Any advice regarding Gypsum would be greatly appreciated. 


  • I have heavy clay soil and just dig in horticultural grit, compost, occasionally manure, sand.... I try do do this before the clay starts to bake. I also add grit and compost to the planting hole when I'm putting in new plants. Sorry it doesn't actually answer your gypsum question, I have never come across it.
  • When you say new property do you mean new build?
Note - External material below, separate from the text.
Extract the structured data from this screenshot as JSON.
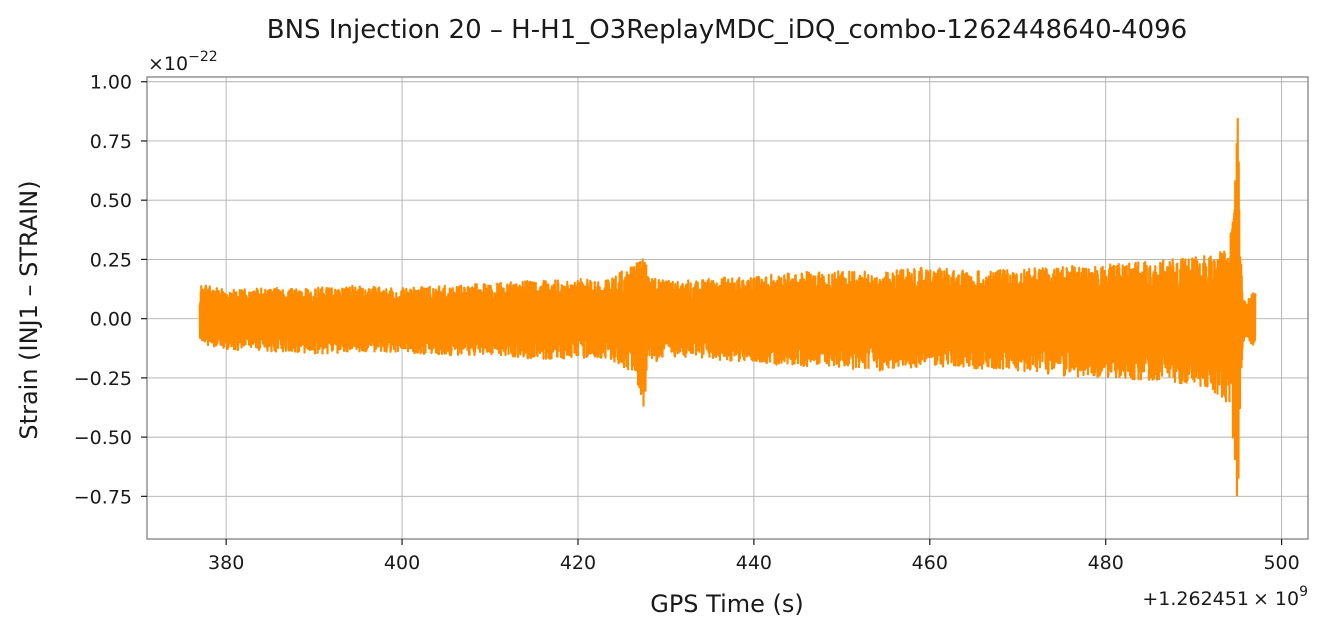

If so, then you'll probably have rubble hiding in the soil too which (as advised by the helpful people on here) you'll need to dig out. 
  • NollieNollie Posts: 7,319
    I believe gypsum can help to break down heavy clay’s fine particles but I don’t think it does much more than that apart from add to the calcium levels maybe(?) not too sure. I have heavy alkaline clay and the best way to make it workable is as lovegardening says, dig in as much compost, manure and grit as you can to create a friable, workable, enriched soil. You will be giving your plants the best start, encourage beneficial soil bacteria and worms. It is a long process, you need to keep adding year on year and you will wonder where the hell it all goes... 

    I never use sand, turns my soil into concrete, even so called ‘sharp’ sand.

    check your PH too - because mine is very alkaline, I use ericaceous compost and leaf mould to try and get it closer to neutral.
    Mountainous Northern Catalunya, Spain. Hot summers, cold winters.